Film, TV and the Arts

Film, TV and the Arts

Monday, 26 September 2011

Juror's Film Festival: Local Hero (d. Bill Forsyth, 1983)

It is a very simple plot. A multi-national oil company attempts to buy out a small seaside town in Scotland, but one resident cannot be bought. There is no great complexity here. Local Hero is uncomplicated, and yet it is a story which deals with so much: greed, redemption, love, loneliness, the idea of one person being able to change things far bigger than himself, and what the point of having a life might be anyway are all covered here in a sweet and funny tale.

Even though it does do all of those things, it should not be thought that the film is at all heavy-handed. It is quite the opposite. In fact, the cornerstone of the charm of this film is how relaxed and natural it feels. It is not a comedy which attempts to go for huge laughs but is very funny with subtle humour and wit permeating both Bill Forsyth’s script and his direction. Everything is handled with the lightest of touches, and as such the film is hugely watchable and entertaining and just seems to achieve greatness effortlessly.

Most of the film’s running time is spent in the small Scottish town, and it is populated with a number of characters who, whether their appearances are lengthy or fleeting, are all perfectly sketched.
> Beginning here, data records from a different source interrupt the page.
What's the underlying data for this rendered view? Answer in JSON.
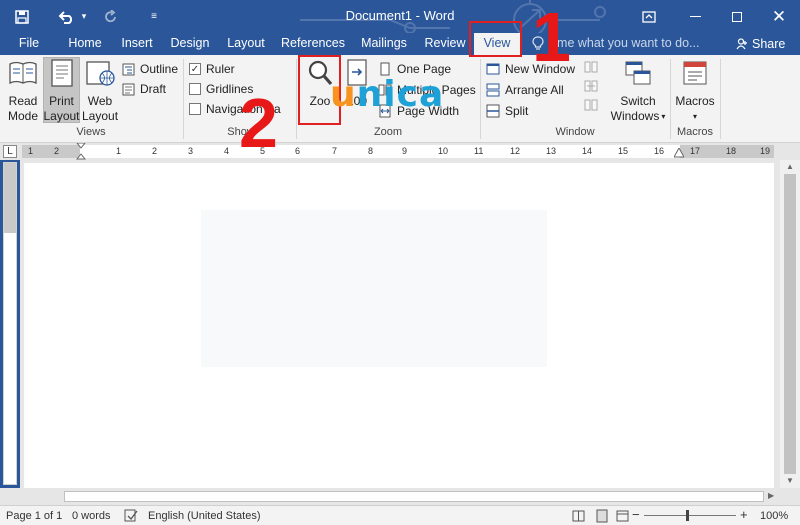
{
  "titlebar": {
    "document_title": "Document1 - Word",
    "icons": [
      "save-icon",
      "undo-icon",
      "redo-icon",
      "customize-qat-icon",
      "ribbon-display-icon",
      "minimize-icon",
      "maximize-icon",
      "close-icon"
    ]
  },
  "tabs": [
    {
      "label": "File"
    },
    {
      "label": "Home"
    },
    {
      "label": "Insert"
    },
    {
      "label": "Design"
    },
    {
      "label": "Layout"
    },
    {
      "label": "References"
    },
    {
      "label": "Mailings"
    },
    {
      "label": "Review"
    },
    {
      "label": "View",
      "active": true
    }
  ],
  "tell_me": {
    "placeholder": "ll me what you want to do..."
  },
  "share": {
    "label": "Share"
  },
  "ribbon": {
    "views": {
      "label": "Views",
      "read_mode": [
        "Read",
        "Mode"
      ],
      "print_layout": [
        "Print",
        "Layout"
      ],
      "web_layout": [
        "Web",
        "Layout"
      ],
      "outline": "Outline",
      "draft": "Draft"
    },
    "show": {
      "label": "Show",
      "ruler": "Ruler",
      "ruler_checked": true,
      "gridlines": "Gridlines",
      "navigation_pane": "Navigation Pa"
    },
    "zoom": {
      "label": "Zoom",
      "zoom": "Zoo",
      "hundred": "100",
      "one_page": "One Page",
      "multiple_pages": "Multiple Pages",
      "page_width": "Page Width"
    },
    "window": {
      "label": "Window",
      "new_window": "New Window",
      "arrange_all": "Arrange All",
      "split": "Split",
      "switch_windows": [
        "Switch",
        "Windows"
      ]
    },
    "macros": {
      "label": "Macros",
      "macros": "Macros"
    }
  },
  "ruler": {
    "corner": "L",
    "ticks": [
      "1",
      "2",
      "1",
      "2",
      "3",
      "4",
      "5",
      "6",
      "7",
      "8",
      "9",
      "10",
      "11",
      "12",
      "13",
      "14",
      "15",
      "16",
      "17",
      "18",
      "19"
    ]
  },
  "statusbar": {
    "page": "Page 1 of 1",
    "words": "0 words",
    "language": "English (United States)",
    "zoom_minus": "−",
    "zoom_plus": "+",
    "zoom_level": "100%"
  },
  "annotations": {
    "step1": "1",
    "step2": "2",
    "watermark_u": "u",
    "watermark_rest": "nica"
  },
  "colors": {
    "accent": "#2b579a",
    "annotation": "#e02020",
    "ribbon_bg": "#f3f3f3"
  }
}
Most notably Denis Lawson as Gordon Urquhart and Fulton McKay as Ben deliver wonderful, rich performances as the men of the village who are, quite simply, very good company for 100 minutes or so.

As for the oil company, we have a nicely underplayed performance from Peter Riegert as MacIntyre, a character who remains quiet, enigmatic and ultimately bittersweet throughout the whole thing. There is even an appearance from a young Peter Capaldi, who would go on to receive great fame as the foul-mouthed Malcolm Tucker in The Thick of It and In the Loop, but who is a million miles from that here and is, frankly, rather sweet as Danny Oldsen.
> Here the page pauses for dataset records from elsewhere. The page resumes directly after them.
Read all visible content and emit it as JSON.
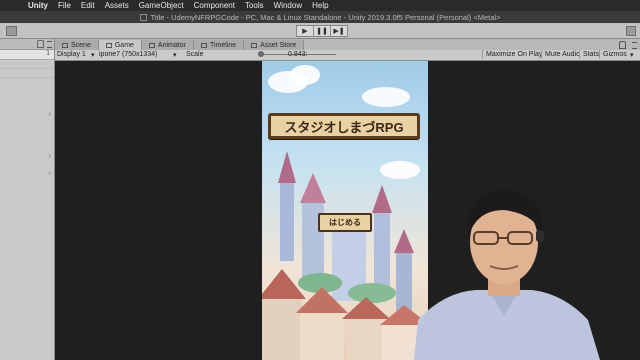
{
  "menubar": {
    "apple_icon": "apple-icon",
    "items": [
      "Unity",
      "File",
      "Edit",
      "Assets",
      "GameObject",
      "Component",
      "Tools",
      "Window",
      "Help"
    ]
  },
  "window": {
    "title": "Title - UdemyNFRPGCode - PC, Mac & Linux Standalone - Unity 2019.3.0f5 Personal (Personal) <Metal>"
  },
  "toolbar": {
    "play_buttons": [
      "▶",
      "❚❚",
      "▶❚"
    ]
  },
  "hierarchy": {
    "count": "1"
  },
  "tabs": [
    {
      "label": "Scene",
      "icon": "scene-icon",
      "active": false
    },
    {
      "label": "Game",
      "icon": "game-icon",
      "active": true
    },
    {
      "label": "Animator",
      "icon": "animator-icon",
      "active": false
    },
    {
      "label": "Timeline",
      "icon": "timeline-icon",
      "active": false
    },
    {
      "label": "Asset Store",
      "icon": "asset-store-icon",
      "active": false
    }
  ],
  "game_bar": {
    "display": "Display 1",
    "resolution": "ipone7 (750x1334)",
    "scale_label": "Scale",
    "scale_value": "0.843:",
    "buttons": [
      "Maximize On Play",
      "Mute Audio",
      "Stats",
      "Gizmos"
    ]
  },
  "game": {
    "title": "スタジオしまづRPG",
    "start_button": "はじめる"
  },
  "colors": {
    "plate_bg": "#e7d2a3",
    "plate_border": "#5b3a1d",
    "editor_bg": "#c2c2c2"
  }
}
However, the star of the show is Burt Lancaster as oil-tycoon Felix Happer. The film’s producer, David Puttnam, spent a huge amount of time and money securing the services of Lancaster knowing that his star power would make the production viable, but the great man’s performance excedes his billing.

Happer is a strange character -  a man who is amiable but also clearly quite weird and maybe even troubled. Though we rarely have a private moment with him, Happer is the heart of the film. A man who has it all, in contrast with the townsfolk who have nothing, he is, regardless, conspicuously unfulfilled. Happer’s journey through the film is a “Can’t buy me love” in a film character, but Lancaster carries it off with panache.

Alongside all this wit, charm and quality, we have an awful lot of beauty. The film is shot in some of the most attractive parts of Scotland and the red evening skylines are the images which remain in the mind, after the film’s end but these gorgeous and almost other-worldly images are accompanied with a wonderful score from Mark Knopfler which sets the spine-tingles going at points.

One would usually suspect that a film which is this effective would demand lengthy exegesis, but this is a near-perfect execution of simplicity in film. You will be hard pressed to find a more subtly entertaining and, above all, a more truthful film out there.